4 I expect and I trust that the Chamber will study carefully every
5 document and every exhibit, both from the Defence and the Prosecution,
6 and if that happens, I have no doubt that a judgement of acquittal will
7 follow. I apologise to everyone for my amateurism, but my thirst for the
8 truth is much stronger than my legal knowledge.
9 JUDGE KWON: Thank you.
10 Unless there are matters to be raised further, we will soon
11 adjourn and the Chamber will withdraw to deliberate on the evidence
12 received throughout the proceedings.
13 The size of this case has been unprecedented. The first
14 Prosecution witness testified on the 13th of April, 2010, and the last
15 Defence witness testified on the 20th of February, 2014. Over the course
16 of these four years, the Chamber received the evidence of close to
17 600 witnesses and admitted more than 11.500 exhibits, which amounts to
18 over 146.000 pages. The volume of filings submitted by all parties in
19 this case has reached 90.000 pages and 48.000 transcript pages record the
20 course of hearings during the trial.
21 Notwithstanding the sheer magnitude of the case, thanks to the
22 co-operation of the parties and the professionalism demonstrated by
23 everyone involved, the proceedings ran smoothly. Therefore, on behalf of
24 the Chamber, I wish to start by thanking the parties for the
25 professionalism they have demonstrated throughout. My thanks also extend
Page 48099
1 to the standby counsel and his team.
2 I now turn to our court deputy and ushers and wish to express my
3 gratitude for their assistance through the course of the trial. The
4 Chamber thanks the interpreters and the court reporters who have had an
5 extremely difficult task. We thank Audio and Visual Unit, ITSS, as well
6 as the Victims and Witnesses Section, the Security Section, and the Dutch
7 police. The Chamber also wishes to thank all the States who have
8 co-operated during these proceedings pursuant to Rule 54 bis.

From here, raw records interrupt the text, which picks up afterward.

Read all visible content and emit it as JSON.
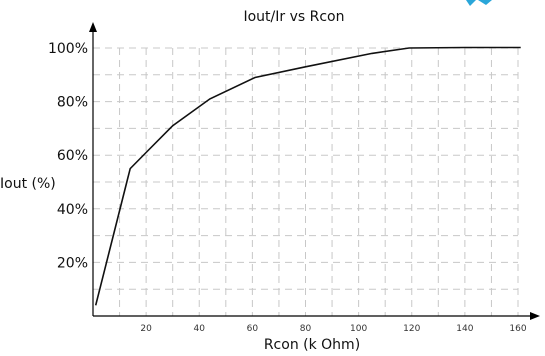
{
  "chart_data": {
    "type": "line",
    "title": "Iout/Ir vs Rcon",
    "xlabel": "Rcon (k Ohm)",
    "ylabel": "Iout (%)",
    "xlim": [
      0,
      170
    ],
    "ylim": [
      0,
      103
    ],
    "x_ticks": [
      20,
      40,
      60,
      80,
      100,
      120,
      140,
      160
    ],
    "x_tick_labels": [
      "20",
      "40",
      "60",
      "80",
      "100",
      "120",
      "140",
      "160"
    ],
    "y_ticks": [
      20,
      40,
      60,
      80,
      100
    ],
    "y_tick_labels": [
      "20%",
      "40%",
      "60%",
      "80%",
      "100%"
    ],
    "grid": true,
    "series": [
      {
        "x": [
          1,
          14,
          20,
          30,
          44,
          61,
          80,
          105,
          119,
          140,
          161
        ],
        "y": [
          4,
          55,
          61,
          71,
          81,
          89,
          93,
          98,
          100,
          100.2,
          100.2
        ]
      }
    ],
    "colors": {
      "line": "#111111",
      "grid": "#c8c8c8",
      "accent": "#2aa6d9"
    }
  }
}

9 Last, but not least, I will now turn to our legal staff, without
10 whose assistance the conduct of the proceedings would not have been
11 possible. I would like to name them one by one on the record in order
12 express our gratitude. First, those who have now left the case or the
13 ICTY: Lorna Davidson, Linda Murnane, Grant Dawson, Rachel Opie,
14 Steven Koh, Amy Eussen, and Aurelie Roche-Mair. Next, those who are
15 still with us: Nolwenn Guibert, Silva Hinek, Viviana de la Pena Escobar,
16 Nakako Onishi, Harshan Athureliya, Sun Kim, Kirsten Calhoun,
17 Christine Keller, and Cliff Farhang. We have also received the
18 invaluable assistance of fellows: Alia El Khatib, Nak-Hee Hyun,
19 Kyunghwa Min, Jooheon Lee, Jaemin Choung, and Harin Song, as well as the
20 contribution of 70 legal interns. I thank them all for their work and
21 dedication to the Chamber and these proceedings. Finally, we also thank
22 our respective secretaries for their dedicated assistance.
23 Now, pursuant to Rule 87 of the Tribunal's Rules, I declare the
24 hearing closed. The Chamber will withdraw to deliberate in private and
25 will issue a Scheduling Order for the pronouncement of the judgement in
Page 48100
1 due course.
2 We stand adjourned.
3 --- Whereupon the hearing adjourned at 1.39 p.m.